La ortodoncia puede…
- Mejorar la estética
- Enderezar y nivelar los dientes
- Cerrar los espacios entre los dientes
- Alinear adecuadamente los labios y los dientes
- Durante el periodo de crecimiento facial, modelar el desarrollo de los maxilares.
Morder mal
Un problema frecuente es la maloclusión, que significa “mala mordida”. La ortodoncia puede corregir problemas con la mordida: sobremordida (cuando la mandíbula superior es mayor que la inferior) o submordida (si ocurre lo contrario). Entre las causas de la maloclusión están: los dientes apiñados, dientes de más, los dientes ausentes, o la mandíbula fuera de alineación.
La mayoría de los casos de maloclusión se deben a la herencia genética, aunque en algunas ocasiones puede deberse a accidentes, a la pérdida prematura o tardía de los dientes de leche o incluso a chuparse el dedo durante demasiado tiempo.
¿Cómo funciona?
Los aparatos de ortodoncia enderezan los dientes mediante una presión constante durante cierto período de tiempo.
Existen aparatos de ortodoncia metálicos, transparentes o con un color similar a los dientes. Se pueden poner delante o detrás.
Una vez que se coloca el aparato, se va ajustando periódicamente.
En líneas generales existen dos tipos de aparatos:
- Removibles, de quitar y poner. En los niños corrigen defectos óseos, como el problema de paladar estrecho. Cuantas más horas se llevan puestos, más rápido será su efecto corrector. Normalmente se tienen puestos toda la noche y unas cuantas horas por el día.
- Fijos, que van cementados a cada diente. Pueden ser metálicos o de porcelana, que resultan más estéticos.
A veces se necesitan aparatos más complejos y, digamos, "aparatosos", pero suele ser solo para dormir o para estar en casa.
En muchas ocasiones hay que combinar varios de estos tratamientos y, en ocasiones, puede ser necesario cambiar el plan de tratamiento a medida que el niño crece. Esto puede suponer más tiempo, actuaciones más complejas y más dinero del inicialmente presupuestado.
El proceso
Primero se hace un examen y una historia clínica. El examen suele incluir la toma de modelos de yeso para su estudio, fotos de la cara y los dientes, radiografías, etc. El tratamiento es específico para cada paciente. Y también el aparato que debe llevar.
Actualmente, los tratamientos no son tan largos como antes y pueden enderezar los dientes de forma mucho más rápida. Aunque cada persona necesita su propio tiempo, la ortodoncia suele durar un máximo de dos años.

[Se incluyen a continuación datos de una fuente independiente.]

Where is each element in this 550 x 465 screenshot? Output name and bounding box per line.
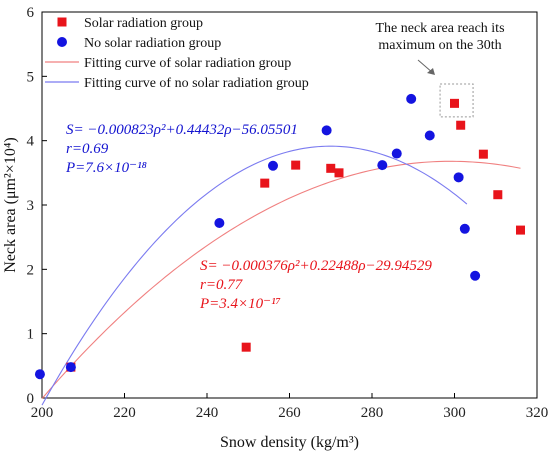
- no-solar-point-3: [214, 218, 225, 229]
- y-tick-label-4: 4: [27, 134, 35, 150]
- solar-point-4: [291, 160, 301, 170]
- solar-point-3: [260, 178, 270, 188]
- solar-point-7: [450, 98, 459, 108]
- equation-1-line-1: S= −0.000823ρ²+0.44432ρ−56.05501: [66, 122, 298, 138]
- legend-marker-solar: [57, 17, 67, 27]
- solar-point-9: [478, 149, 488, 159]
- equation-1-line-2: r=0.69: [66, 141, 109, 157]
- legend-label-2: Fitting curve of solar radiation group: [84, 56, 291, 71]
- y-tick-label-2: 2: [27, 262, 35, 278]
- y-axis-title: Neck area (μm²×10⁴): [2, 137, 19, 272]
- solar-point-8: [456, 120, 466, 130]
- no-solar-point-1: [34, 369, 45, 380]
- legend-label-3: Fitting curve of no solar radiation grou…: [84, 76, 309, 91]
- equation-2-line-3: P=3.4×10⁻¹⁷: [199, 296, 281, 312]
- x-tick-label-300: 300: [443, 405, 466, 421]
- x-tick-label-200: 200: [31, 405, 54, 421]
- no-solar-point-7: [391, 148, 402, 159]
- equation-2-line-1: S= −0.000376ρ²+0.22488ρ−29.94529: [200, 258, 432, 274]
- equation-2-line-2: r=0.77: [200, 277, 244, 293]
- y-tick-label-5: 5: [27, 69, 35, 85]
- fitting-curve-2: [41, 145, 468, 406]
- x-axis-title: Snow density (kg/m³): [220, 434, 359, 451]
- legend-label-0: Solar radiation group: [84, 16, 203, 31]
- legend-marker-no-solar: [57, 37, 67, 47]
- solar-point-2: [241, 342, 251, 352]
- annotation-line-2: maximum on the 30th: [378, 38, 501, 53]
- x-tick-label-280: 280: [361, 405, 384, 421]
- fitting-curve-1: [41, 160, 521, 399]
- legend-label-1: No solar radiation group: [84, 36, 221, 51]
- no-solar-point-6: [377, 160, 388, 171]
- solar-point-11: [516, 225, 525, 235]
- annotation-box: [439, 83, 474, 118]
- solar-point-10: [493, 190, 503, 200]
- data-points: [34, 93, 525, 380]
- x-tick-label-260: 260: [278, 405, 301, 421]
- no-solar-point-12: [470, 270, 481, 281]
- no-solar-point-9: [424, 130, 435, 141]
- solar-point-5: [326, 163, 336, 173]
- equation-1-line-3: P=7.6×10⁻¹⁸: [65, 160, 147, 176]
- fitting-curves: [41, 145, 521, 406]
- annotation-arrow-head: [427, 68, 435, 75]
- x-tick-label-320: 320: [526, 405, 549, 421]
- y-tick-label-3: 3: [27, 198, 35, 214]
- axes: 200 220 240 260 280 300 320 0 1 2 3 4 5 6 Snow density…: [2, 5, 548, 451]
- y-tick-label-1: 1: [27, 327, 35, 343]
- x-tick-label-240: 240: [196, 405, 219, 421]
- text-annotations: Solar radiation group No solar radiation …: [45, 16, 505, 312]
- legend: Solar radiation group No solar radiation …: [45, 16, 309, 91]
- no-solar-point-4: [268, 160, 278, 171]
- solar-point-6: [334, 168, 344, 178]
- no-solar-point-8: [406, 93, 417, 104]
- no-solar-point-11: [459, 223, 470, 234]
- y-tick-label-6: 6: [27, 5, 35, 21]
- no-solar-point-10: [453, 172, 464, 183]
- no-solar-point-2: [65, 362, 76, 373]
- x-tick-label-220: 220: [113, 405, 136, 421]
- y-tick-label-0: 0: [27, 391, 35, 407]
- annotation-line-1: The neck area reach its: [375, 21, 504, 36]
- no-solar-point-5: [321, 125, 332, 136]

Probablemente, después de una ortodoncia, habrá llevar una férula para dormir.
El precio
No hay un coste aproximado, porque influyen multitud de variables; pero lamentablemente, no suele costar menos de 2.500 €. En estos casos conviene tener contratada una póliza de seguro dental, porque el ahorro en visitas, valoraciones, estudios, correcciones… puede ser considerable.
Limitaciones
La ortodoncia no puede cambiarlo todo. Hay problemas que no consigue corregir y también hay factores que no se pueden controlar, porque la medicina y la naturaleza no funcionan de manera exacta ni en todo el mundo igual. Por eso existe la posibilidad de que el resultado no responda a las expectativas del paciente.
Inconvenientes
Algunas personas no se sienten atractivas con ortodoncia, sobre todo los niños en etapa preadolescente y adolescente, pero deben saber que esta corrección es temporal y que, después, con toda seguridad, se verán muchísimo mejor.
- La ortodoncia no es dolorosa, pero a veces puede resultar molesta por la presión que ejerce sobre la dentadura. Siempre hay que comentarlo con el ortodoncista, así como cualquier herida o rozadura que aparezca.
- Algunos alimentos pueden ser problemáticos, como las palomitas de maíz, los caramelos masticables, el chicle… y, en general, las chucherías.
- Puede causar dificultades fonatorias. Uno no habla normalmente con un aparato que interfiere entre los dientes, los labios y la lengua.
- Tal vez cause pequeñas heridas y molestias en la boca, sobre todo al principio.
- Dificultades para comer, beber, lavarse los dientes…
- Necesidad de extremar la higiene dental, puesto que hay mayor riesgo de caries y gingivitis.
- Excepcionalmente, pueden aparecen problemas en la articulación mandibular (chasquidos, bloqueos, dolor, etc.).